None of our sister Circuits has yet addressed the question whether the consumer has the burden of disproving this exception as part of its case-in-chief, or whether the debt collector carries the burden of proving the exception as an affirmative defense, and the district courts have taken divergent approaches. . .Here, § 1692c(b) states that “[e]xcept as provided in section 1692b … a debt collector may not communicate, in connection with the collection of any debt, … [with third parties].” 15 U.S.C. § 1692c(b). . .In the case of the FDCPA, no reference to the Act’s exceptions is necessary to discern that calls to third parties in pursuit of collecting a consumer’s debt are prohibited. Instead, what constitutes a violation is apparent from the plain language of § 1692c(b). Thus, we find no compelling reason to reverse the “longstanding convention” that a party seeking shelter in an exception—here, the debt collector—has the burden to prove it. Meacham, 554 U.S. at 91.

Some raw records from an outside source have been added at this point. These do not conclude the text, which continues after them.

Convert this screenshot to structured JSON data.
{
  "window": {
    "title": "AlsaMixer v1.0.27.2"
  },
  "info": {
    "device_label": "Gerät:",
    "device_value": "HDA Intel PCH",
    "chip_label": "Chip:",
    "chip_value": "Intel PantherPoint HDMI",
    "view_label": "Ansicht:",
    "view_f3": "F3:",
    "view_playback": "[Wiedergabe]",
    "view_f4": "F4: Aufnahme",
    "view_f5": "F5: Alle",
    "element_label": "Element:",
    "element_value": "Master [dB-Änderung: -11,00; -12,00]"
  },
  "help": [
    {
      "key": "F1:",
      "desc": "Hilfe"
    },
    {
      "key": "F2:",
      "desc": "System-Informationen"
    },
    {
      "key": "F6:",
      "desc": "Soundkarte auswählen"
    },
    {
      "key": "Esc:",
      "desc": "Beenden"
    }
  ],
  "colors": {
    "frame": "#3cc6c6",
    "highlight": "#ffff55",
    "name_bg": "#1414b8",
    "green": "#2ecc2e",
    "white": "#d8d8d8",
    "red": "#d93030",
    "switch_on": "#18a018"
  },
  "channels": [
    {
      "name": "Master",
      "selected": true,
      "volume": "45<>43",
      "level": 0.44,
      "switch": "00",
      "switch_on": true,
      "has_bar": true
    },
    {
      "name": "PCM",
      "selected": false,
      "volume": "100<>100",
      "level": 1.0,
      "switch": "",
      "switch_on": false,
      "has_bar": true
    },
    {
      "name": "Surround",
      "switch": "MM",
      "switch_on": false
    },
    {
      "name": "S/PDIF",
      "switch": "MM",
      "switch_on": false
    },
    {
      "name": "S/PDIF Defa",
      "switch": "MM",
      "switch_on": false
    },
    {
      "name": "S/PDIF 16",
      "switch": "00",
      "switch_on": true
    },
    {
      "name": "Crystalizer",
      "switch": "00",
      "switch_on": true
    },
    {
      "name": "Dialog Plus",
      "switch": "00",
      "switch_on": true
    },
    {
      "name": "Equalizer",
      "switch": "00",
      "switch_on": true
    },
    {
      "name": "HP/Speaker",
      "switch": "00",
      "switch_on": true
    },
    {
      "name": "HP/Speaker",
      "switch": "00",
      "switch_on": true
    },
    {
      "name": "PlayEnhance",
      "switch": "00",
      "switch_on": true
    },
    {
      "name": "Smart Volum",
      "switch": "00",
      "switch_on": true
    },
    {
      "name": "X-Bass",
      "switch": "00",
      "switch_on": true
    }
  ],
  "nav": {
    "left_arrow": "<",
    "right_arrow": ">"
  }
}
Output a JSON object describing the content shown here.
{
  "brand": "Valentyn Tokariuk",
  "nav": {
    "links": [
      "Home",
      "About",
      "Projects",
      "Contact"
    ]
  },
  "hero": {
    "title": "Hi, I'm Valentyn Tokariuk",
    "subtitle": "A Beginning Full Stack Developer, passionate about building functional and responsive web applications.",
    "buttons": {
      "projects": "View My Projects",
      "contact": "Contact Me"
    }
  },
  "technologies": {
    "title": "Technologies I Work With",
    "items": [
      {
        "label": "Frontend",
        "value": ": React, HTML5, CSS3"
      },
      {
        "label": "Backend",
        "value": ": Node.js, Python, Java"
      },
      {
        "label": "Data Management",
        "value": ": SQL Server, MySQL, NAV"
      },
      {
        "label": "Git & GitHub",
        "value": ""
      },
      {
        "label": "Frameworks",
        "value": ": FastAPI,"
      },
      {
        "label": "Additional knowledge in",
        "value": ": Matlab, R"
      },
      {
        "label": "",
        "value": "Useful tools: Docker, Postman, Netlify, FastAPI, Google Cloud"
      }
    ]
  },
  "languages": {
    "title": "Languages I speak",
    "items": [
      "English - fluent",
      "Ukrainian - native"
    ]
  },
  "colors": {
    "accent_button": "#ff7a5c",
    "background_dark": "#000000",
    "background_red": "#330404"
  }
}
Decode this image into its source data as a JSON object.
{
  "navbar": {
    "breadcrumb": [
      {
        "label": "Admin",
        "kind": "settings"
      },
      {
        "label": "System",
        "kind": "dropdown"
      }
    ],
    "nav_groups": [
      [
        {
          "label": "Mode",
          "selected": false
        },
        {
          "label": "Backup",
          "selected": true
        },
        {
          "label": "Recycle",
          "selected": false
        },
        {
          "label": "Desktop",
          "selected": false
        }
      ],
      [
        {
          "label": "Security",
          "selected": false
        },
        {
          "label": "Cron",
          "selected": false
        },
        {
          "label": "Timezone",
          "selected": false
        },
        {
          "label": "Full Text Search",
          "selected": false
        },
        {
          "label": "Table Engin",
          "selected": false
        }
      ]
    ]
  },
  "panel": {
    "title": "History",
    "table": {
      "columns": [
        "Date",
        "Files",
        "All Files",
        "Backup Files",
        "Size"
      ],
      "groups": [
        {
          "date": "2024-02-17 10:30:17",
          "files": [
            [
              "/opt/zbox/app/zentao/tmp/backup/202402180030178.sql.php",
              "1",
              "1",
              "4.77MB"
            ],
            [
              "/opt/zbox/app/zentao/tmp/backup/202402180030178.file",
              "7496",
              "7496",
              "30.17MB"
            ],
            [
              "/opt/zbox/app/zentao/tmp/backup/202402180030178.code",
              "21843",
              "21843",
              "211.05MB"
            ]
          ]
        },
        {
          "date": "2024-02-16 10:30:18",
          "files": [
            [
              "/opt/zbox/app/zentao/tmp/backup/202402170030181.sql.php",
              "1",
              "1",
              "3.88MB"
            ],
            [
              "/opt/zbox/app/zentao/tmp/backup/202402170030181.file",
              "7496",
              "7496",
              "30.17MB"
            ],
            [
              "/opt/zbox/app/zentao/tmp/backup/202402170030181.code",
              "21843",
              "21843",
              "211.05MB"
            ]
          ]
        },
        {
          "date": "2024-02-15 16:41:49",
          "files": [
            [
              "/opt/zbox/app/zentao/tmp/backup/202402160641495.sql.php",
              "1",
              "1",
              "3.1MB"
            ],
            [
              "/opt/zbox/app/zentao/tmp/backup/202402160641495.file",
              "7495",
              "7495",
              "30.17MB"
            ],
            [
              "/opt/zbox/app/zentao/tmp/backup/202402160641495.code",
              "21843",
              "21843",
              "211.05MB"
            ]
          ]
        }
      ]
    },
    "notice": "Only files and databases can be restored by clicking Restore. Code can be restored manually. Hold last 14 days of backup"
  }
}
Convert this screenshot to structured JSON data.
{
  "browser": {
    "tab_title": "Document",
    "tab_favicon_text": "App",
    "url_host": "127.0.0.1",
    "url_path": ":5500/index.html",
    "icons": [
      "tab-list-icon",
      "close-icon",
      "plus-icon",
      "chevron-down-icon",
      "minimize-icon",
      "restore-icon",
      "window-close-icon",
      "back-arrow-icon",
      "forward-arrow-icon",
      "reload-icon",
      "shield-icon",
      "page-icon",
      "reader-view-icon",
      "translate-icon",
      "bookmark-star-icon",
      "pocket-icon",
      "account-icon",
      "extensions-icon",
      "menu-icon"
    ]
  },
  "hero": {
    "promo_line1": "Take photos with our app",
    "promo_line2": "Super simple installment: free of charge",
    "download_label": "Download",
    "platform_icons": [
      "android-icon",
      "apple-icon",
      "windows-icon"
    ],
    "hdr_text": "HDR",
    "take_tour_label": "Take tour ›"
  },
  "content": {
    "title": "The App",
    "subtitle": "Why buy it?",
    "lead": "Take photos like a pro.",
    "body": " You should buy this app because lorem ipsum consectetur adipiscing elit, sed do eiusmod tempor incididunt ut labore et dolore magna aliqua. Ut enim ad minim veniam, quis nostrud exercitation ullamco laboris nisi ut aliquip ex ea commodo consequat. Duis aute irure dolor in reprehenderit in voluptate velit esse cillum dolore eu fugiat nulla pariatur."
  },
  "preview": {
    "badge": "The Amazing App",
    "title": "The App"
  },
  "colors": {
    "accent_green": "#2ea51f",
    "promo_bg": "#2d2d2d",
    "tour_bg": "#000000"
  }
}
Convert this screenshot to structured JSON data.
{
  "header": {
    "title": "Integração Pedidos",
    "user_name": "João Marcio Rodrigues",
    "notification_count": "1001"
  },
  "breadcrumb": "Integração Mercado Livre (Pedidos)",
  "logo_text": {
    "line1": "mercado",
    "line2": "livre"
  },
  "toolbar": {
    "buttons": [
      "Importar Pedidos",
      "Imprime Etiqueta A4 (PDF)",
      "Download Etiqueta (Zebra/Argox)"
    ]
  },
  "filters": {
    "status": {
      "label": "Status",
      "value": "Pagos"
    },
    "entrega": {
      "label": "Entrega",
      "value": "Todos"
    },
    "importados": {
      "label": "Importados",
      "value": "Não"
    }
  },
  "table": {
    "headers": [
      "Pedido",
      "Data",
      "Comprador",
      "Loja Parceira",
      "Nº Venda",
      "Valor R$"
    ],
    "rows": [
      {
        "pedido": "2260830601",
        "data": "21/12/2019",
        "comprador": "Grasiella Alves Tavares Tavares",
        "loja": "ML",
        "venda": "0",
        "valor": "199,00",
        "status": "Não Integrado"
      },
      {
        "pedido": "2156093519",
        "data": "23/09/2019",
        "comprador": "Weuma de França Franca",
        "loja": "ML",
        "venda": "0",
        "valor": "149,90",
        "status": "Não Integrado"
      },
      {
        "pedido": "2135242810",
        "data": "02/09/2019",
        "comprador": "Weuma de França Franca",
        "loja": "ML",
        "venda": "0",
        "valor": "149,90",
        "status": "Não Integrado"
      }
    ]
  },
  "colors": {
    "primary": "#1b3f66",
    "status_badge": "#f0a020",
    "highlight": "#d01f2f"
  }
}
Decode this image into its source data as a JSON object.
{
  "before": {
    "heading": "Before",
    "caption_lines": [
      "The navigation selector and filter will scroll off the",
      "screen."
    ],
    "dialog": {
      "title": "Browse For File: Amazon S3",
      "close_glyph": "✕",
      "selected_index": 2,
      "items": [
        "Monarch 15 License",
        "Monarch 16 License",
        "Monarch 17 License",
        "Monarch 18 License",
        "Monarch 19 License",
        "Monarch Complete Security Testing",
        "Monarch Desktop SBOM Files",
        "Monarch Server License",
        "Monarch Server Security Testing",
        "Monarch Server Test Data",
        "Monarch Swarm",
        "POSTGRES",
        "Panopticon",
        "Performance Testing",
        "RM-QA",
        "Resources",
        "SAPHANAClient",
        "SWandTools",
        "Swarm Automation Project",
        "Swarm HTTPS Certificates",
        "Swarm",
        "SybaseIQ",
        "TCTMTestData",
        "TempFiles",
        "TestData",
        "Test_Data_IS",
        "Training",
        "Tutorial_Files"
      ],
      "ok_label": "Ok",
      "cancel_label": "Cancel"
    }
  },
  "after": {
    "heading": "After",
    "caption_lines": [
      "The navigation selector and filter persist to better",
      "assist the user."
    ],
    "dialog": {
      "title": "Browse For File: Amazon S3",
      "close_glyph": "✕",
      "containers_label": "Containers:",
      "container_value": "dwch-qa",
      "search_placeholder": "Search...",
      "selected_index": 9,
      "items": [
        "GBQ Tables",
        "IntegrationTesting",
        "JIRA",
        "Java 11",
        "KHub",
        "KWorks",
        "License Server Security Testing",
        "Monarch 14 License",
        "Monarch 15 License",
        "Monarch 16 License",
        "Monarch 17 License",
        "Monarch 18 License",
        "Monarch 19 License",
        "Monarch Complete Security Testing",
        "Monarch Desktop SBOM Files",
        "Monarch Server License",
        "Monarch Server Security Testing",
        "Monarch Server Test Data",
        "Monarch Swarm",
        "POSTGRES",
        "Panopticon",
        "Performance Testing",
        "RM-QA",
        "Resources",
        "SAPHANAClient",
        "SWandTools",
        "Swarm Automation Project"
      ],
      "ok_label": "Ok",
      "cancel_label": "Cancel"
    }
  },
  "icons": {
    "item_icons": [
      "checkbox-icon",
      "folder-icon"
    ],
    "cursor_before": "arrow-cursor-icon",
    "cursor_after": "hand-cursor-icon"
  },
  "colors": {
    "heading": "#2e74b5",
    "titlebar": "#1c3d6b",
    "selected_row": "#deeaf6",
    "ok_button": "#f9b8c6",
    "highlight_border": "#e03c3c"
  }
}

The 3rd Circuit suggested that the debt collector must, therefore, plead as an affirmative defense that any communication with a third party was a permitted “location information” communication.

Another factor for our consideration in categorizing an exception as an affirmative defense is the need to avoid unfair surprise and undue prejudice. . . .The exception we consider here stands in stark contrast. If a debt collector acknowledges that it made a generally prohibited call, but contends it did so based on a purpose or reasonable belief that would exempt it from liability, a diligent consumer will need to explore the debt collector’s knowledge and intent. Thus, a consumer faced with the assertion that a call was made pursuant to the FDCPA’s location-information exception would reasonably change her discovery and trial strategy to prove that the debt collector was not seeking location information, or, in a follow-up call, did not have a reasonable belief that the earlier information was incorrect and likely to be corrected. Accordingly, considerations of unfair surprise and undue prejudice also counsel in favor of finding that § 1692b is an affirmative defense. . . .We started our analysis with the default rule that a plaintiff bears the burden of proving her claim, but we end with the canon that, absent compelling reasons to the contrary, a party seeking shelter in an exception to a statute has the burden of proving it. We find no such compelling reasons in this case. Accordingly, we conclude that the District Court’s jury instructions and in limine ruling properly placed the burden of proof on Green Tree, and we will affirm.